Felix Hufeld, president of Germany’s BaFin banking watchdog, said banks will have a 12-month time frame to implement the countercyclical capital buffer, starting from July 1.
The step is meant as a precaution as regulators see “no concrete signs of acute risks for financial stability” in Germany, Deputy Finance Minister Joerg Kukies told a news conference in Berlin.
The financial authorities are responding to recent growth in lending in Germany that has outstripped the pace of expansion in the economy as a whole.
The provisions are aimed at preventing banks from sharply reining in their lending during a downturn, and thereby aggravating it. The Finance Ministry said Germany’s banks should be able to meet the requirements “predominantly from existing surplus capital”.

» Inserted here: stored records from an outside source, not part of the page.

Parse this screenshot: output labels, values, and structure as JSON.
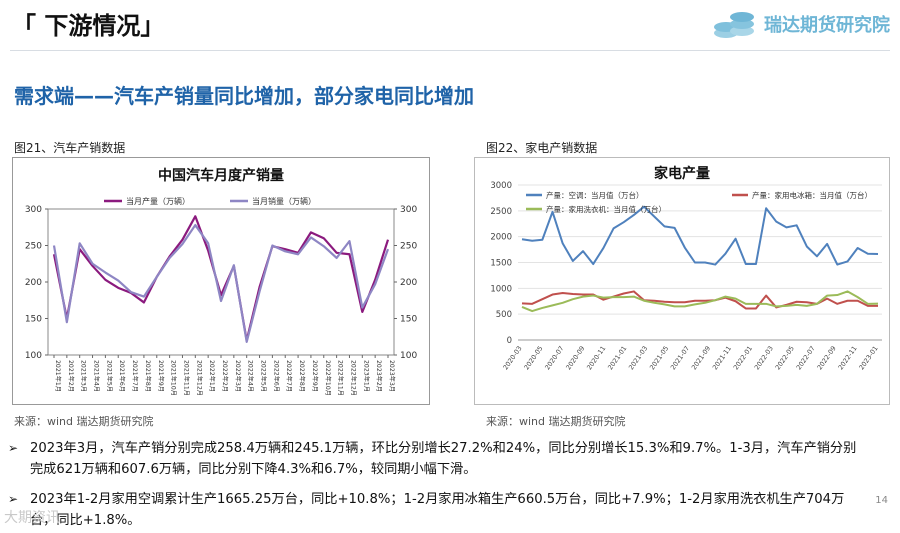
{
  "header": {
    "title": "「 下游情况」",
    "logo_text": "瑞达期货研究院"
  },
  "slide_heading": "需求端——汽车产销量同比增加，部分家电同比增加",
  "figures": {
    "fig21_caption": "图21、汽车产销数据",
    "fig22_caption": "图22、家电产销数据",
    "source_left": "来源：wind   瑞达期货研究院",
    "source_right": "来源：wind   瑞达期货研究院"
  },
  "chart_data": [
    {
      "type": "line",
      "title": "中国汽车月度产销量",
      "legend": [
        "当月产量（万辆）",
        "当月销量（万辆）"
      ],
      "colors": [
        "#8b1a7e",
        "#8e86c4"
      ],
      "ylim": [
        100,
        300
      ],
      "yticks": [
        100,
        150,
        200,
        250,
        300
      ],
      "categories": [
        "2021年1月",
        "2021年2月",
        "2021年3月",
        "2021年4月",
        "2021年5月",
        "2021年6月",
        "2021年7月",
        "2021年8月",
        "2021年9月",
        "2021年10月",
        "2021年11月",
        "2021年12月",
        "2022年1月",
        "2022年2月",
        "2022年3月",
        "2022年4月",
        "2022年5月",
        "2022年6月",
        "2022年7月",
        "2022年8月",
        "2022年9月",
        "2022年10月",
        "2022年11月",
        "2022年12月",
        "2023年1月",
        "2023年2月",
        "2023年3月"
      ],
      "series": [
        {
          "name": "当月产量（万辆）",
          "values": [
            238,
            150,
            245,
            222,
            203,
            192,
            185,
            172,
            207,
            235,
            258,
            290,
            243,
            182,
            222,
            120,
            193,
            249,
            245,
            240,
            268,
            260,
            240,
            238,
            159,
            203,
            258
          ]
        },
        {
          "name": "当月销量（万辆）",
          "values": [
            250,
            145,
            253,
            225,
            213,
            202,
            186,
            180,
            207,
            233,
            252,
            278,
            253,
            174,
            223,
            118,
            187,
            250,
            242,
            238,
            261,
            249,
            233,
            256,
            165,
            197,
            245
          ]
        }
      ]
    },
    {
      "type": "line",
      "title": "家电产量",
      "legend": [
        "产量：空调：当月值（万台）",
        "产量：家用电冰箱：当月值（万台）",
        "产量：家用洗衣机：当月值（万台）"
      ],
      "colors": [
        "#4f81bd",
        "#c0504d",
        "#9bbb59"
      ],
      "ylim": [
        0,
        3000
      ],
      "yticks": [
        0,
        500,
        1000,
        1500,
        2000,
        2500,
        3000
      ],
      "xticks": [
        "2020-03",
        "2020-05",
        "2020-07",
        "2020-09",
        "2020-11",
        "2021-01",
        "2021-03",
        "2021-05",
        "2021-07",
        "2021-09",
        "2021-11",
        "2022-01",
        "2022-03",
        "2022-05",
        "2022-07",
        "2022-09",
        "2022-11",
        "2023-01"
      ],
      "series": [
        {
          "name": "产量：空调：当月值（万台）",
          "values": [
            1950,
            1920,
            1940,
            2480,
            1870,
            1530,
            1720,
            1470,
            1780,
            2160,
            2280,
            2420,
            2580,
            2390,
            2200,
            2170,
            1790,
            1500,
            1500,
            1460,
            1670,
            1960,
            1470,
            1470,
            2550,
            2290,
            2180,
            2220,
            1810,
            1620,
            1860,
            1460,
            1520,
            1780,
            1670,
            1665
          ]
        },
        {
          "name": "产量：家用电冰箱：当月值（万台）",
          "values": [
            710,
            700,
            790,
            880,
            910,
            890,
            880,
            880,
            780,
            840,
            900,
            940,
            770,
            760,
            740,
            730,
            730,
            760,
            760,
            770,
            820,
            750,
            610,
            610,
            860,
            630,
            680,
            740,
            730,
            700,
            800,
            700,
            760,
            760,
            660,
            660
          ]
        },
        {
          "name": "产量：家用洗衣机：当月值（万台）",
          "values": [
            640,
            560,
            620,
            670,
            720,
            790,
            840,
            860,
            820,
            830,
            830,
            840,
            760,
            720,
            690,
            650,
            650,
            690,
            720,
            770,
            840,
            800,
            700,
            700,
            700,
            650,
            660,
            680,
            660,
            700,
            860,
            870,
            940,
            830,
            700,
            704
          ]
        }
      ]
    }
  ],
  "bullets": [
    "2023年3月，汽车产销分别完成258.4万辆和245.1万辆，环比分别增长27.2%和24%，同比分别增长15.3%和9.7%。1-3月，汽车产销分别完成621万辆和607.6万辆，同比分别下降4.3%和6.7%，较同期小幅下滑。",
    "2023年1-2月家用空调累计生产1665.25万台，同比+10.8%；1-2月家用冰箱生产660.5万台，同比+7.9%；1-2月家用洗衣机生产704万台，同比+1.8%。"
  ],
  "page_number": "14",
  "watermark": "大期资讯"
}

Critics see the move as Germany responding too late as the economy narrowly escaped recession last year and is growing only slowly this year – its 10th consecutive year of expansion.
Banks, facing a low interest rate environment that makes it harder for them to make a profit, nonetheless criticized the initiative.
“Today’s decision by the Financial Stability Board to activate the countercyclical capital buffer within one year comes at an inopportune time and is met with incomprehension in the German banking industry,” the Deutsche Kreditwirtschaft (DK) industry group said in a statement.
Bundesbank Vice President Claudia Buch, however, pointed to several potential risks, including a hard ‘no deal’ Brexit, overheating of the real estate market and overvalued collateral.
The DK industry group noted that German banks had passed stress tests that simulated an unexpected economic slump together with rising loan defaults.
“Serious risks to financial stability are currently not to be found,” said the DK, which groups Germany’s banking associations.
“In addition, German banks have increased their capital resources following the financial crisis as a result of the stricter regulations and are significantly more stable than before,” the DK added.